LA JOLLA —— Immigration experts and immigrant rights activists Tuesday said immigrants are increasingly becoming "criminalized" by new legislation proposed and implemented in the name of national security since the Sept. 11 terrorist attacks.
They said new laws make it easier to deport immigrants for minor violations, asylum seekers face tougher scrutiny, interior immigration enforcement is tightening up, and traditional migration patterns between the United States and Mexico are becoming increasingly restricted.
The comments came during a round-table discussion Tuesday by experts and advocates at UC San Diego's Center for Comparative Immigration Studies, an immigration research organization on the La Jolla campus.
In particular the group focused on the Real ID Act of 2005, new legislation making its way through the U.S. Congress that aims to keep driver's licenses out of the hands of illegal immigrants, suspend environmental laws to finish a fence along San Diego County's border with Mexico, and raise the requirements for admitting refugees.
Robyn Rodriguez, a visiting research fellow at the Center for Comparative Immigration Studies, said the purpose of the discussion was to increase awareness about the effect these proposals have on people living in San Diego County.

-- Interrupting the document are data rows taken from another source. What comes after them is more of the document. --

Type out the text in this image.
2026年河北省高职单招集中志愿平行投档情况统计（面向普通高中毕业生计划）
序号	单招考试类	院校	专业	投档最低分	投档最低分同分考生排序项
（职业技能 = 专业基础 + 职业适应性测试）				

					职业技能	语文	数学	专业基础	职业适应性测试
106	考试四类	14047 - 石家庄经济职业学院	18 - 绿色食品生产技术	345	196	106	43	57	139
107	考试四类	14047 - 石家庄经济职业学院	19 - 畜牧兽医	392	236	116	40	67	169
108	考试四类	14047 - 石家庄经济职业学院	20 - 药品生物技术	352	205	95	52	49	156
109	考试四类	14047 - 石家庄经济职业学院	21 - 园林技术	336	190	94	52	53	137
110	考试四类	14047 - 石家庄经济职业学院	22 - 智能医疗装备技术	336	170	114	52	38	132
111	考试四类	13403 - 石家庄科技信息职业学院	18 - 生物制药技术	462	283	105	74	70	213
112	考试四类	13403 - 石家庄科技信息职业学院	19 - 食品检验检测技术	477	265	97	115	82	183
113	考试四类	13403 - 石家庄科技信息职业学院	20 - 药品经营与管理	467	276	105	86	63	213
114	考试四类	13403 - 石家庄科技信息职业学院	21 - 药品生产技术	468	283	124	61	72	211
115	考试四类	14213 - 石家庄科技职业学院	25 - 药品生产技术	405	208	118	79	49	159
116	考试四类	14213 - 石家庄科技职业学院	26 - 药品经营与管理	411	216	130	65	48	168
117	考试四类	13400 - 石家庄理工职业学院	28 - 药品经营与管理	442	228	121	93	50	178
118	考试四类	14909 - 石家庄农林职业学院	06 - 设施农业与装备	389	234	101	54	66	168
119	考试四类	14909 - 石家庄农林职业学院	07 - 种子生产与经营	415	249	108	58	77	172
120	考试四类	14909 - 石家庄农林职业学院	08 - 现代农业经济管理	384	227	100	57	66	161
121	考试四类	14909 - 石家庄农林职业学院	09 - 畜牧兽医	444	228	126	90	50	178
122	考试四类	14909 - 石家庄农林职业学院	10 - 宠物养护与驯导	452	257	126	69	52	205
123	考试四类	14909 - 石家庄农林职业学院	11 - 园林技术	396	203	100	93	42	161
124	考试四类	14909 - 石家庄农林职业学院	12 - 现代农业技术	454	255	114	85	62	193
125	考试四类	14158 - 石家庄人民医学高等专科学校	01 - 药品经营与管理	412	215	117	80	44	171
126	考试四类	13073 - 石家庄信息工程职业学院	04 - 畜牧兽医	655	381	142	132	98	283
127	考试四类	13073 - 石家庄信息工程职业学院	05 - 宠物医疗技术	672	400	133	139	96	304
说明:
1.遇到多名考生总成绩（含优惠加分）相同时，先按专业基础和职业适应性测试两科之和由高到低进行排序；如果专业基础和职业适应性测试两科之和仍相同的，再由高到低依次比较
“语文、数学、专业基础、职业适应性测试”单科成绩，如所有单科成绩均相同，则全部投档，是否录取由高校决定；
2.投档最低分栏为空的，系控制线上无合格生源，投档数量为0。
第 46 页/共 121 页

"We believed it would be important to engage the San Diego community in this changing legislation," Rodriguez said.
The Real ID Act was passed by the U.S. House of Representatives with overwhelming support from local representatives, who said the changes are needed to better protect the country from would-be terrorists.
"This legislation will undoubtedly make America safer and more secure," said Rep. Duncan Hunter, R-El Cajon, whose district includes parts of North County. "The Sept. 11 terrorist attacks against our nation clearly demonstrated that border security and homeland security are conducive to each other."
Hunter's comment came last week after voting for passage of the bill.
Critics of the proposal have said the plan would not make the country safer because border enforcement build-ups and laws against issuing driver's licenses to illegal immigrants have been in place since long before the attacks.
Since 1994, the federal government more than tripled funding for the former U.S. Immigration and Naturalization Service, which is now reorganized under the Department of Homeland Security, to $5.5 billion in fiscal year 2002, according to INS figures. But in the same decade, the illegal immigrant population had increased to about 7 million by 2001, according to an INS report.
Wayne Cornelius, director of the Center for Comparative Immigration Studies and a panelist in the discussion, said he failed to see how increasing the requirements for asylum seekers would make the country safer.
"How is this justified as a security legislation?" he asked. "I don't understand it at all."
Benjamin Prado, an immigrant rights activist with the San Diego office of the American Friends Service Committee, said national security was not the reason behind the legislation.
"The bottom line is it has nothing to do with security," Prado said. "It has to do with restricting the movement of human migration."
Increasing border security through fences and more U.S. Border Patrol personnel is simply making it more difficult for illegal immigrants, who are largely from Mexico, to return home regularly. Instead, they are bringing their families to live permanently in the United States, making the illegal immigrant population swell, not decrease, said Debbie Boehm, a cultural anthropologist at UC San Diego.
The tougher security measures determine "how, when and how often immigrants cross the border," she said. "But they have not prevented Mexican immigrants from crossing the border."
What anti-illegal immigrant laws have achieved is to help fan public anger aimed at illegal immigrants, Prado said.
New laws have also made it easier for immigrants and refugees to be scrutinized by law enforcement, said Nathaniel Goetz, interim director of the Forced Migration Laboratory at UC San Diego, who was a panelist at the event.
"We have eight of 12 ethnic (refugee) groups in San Diego that have had members of their communities targeted in some way … by raids, detentions, arrests or interrogations," Goetz said.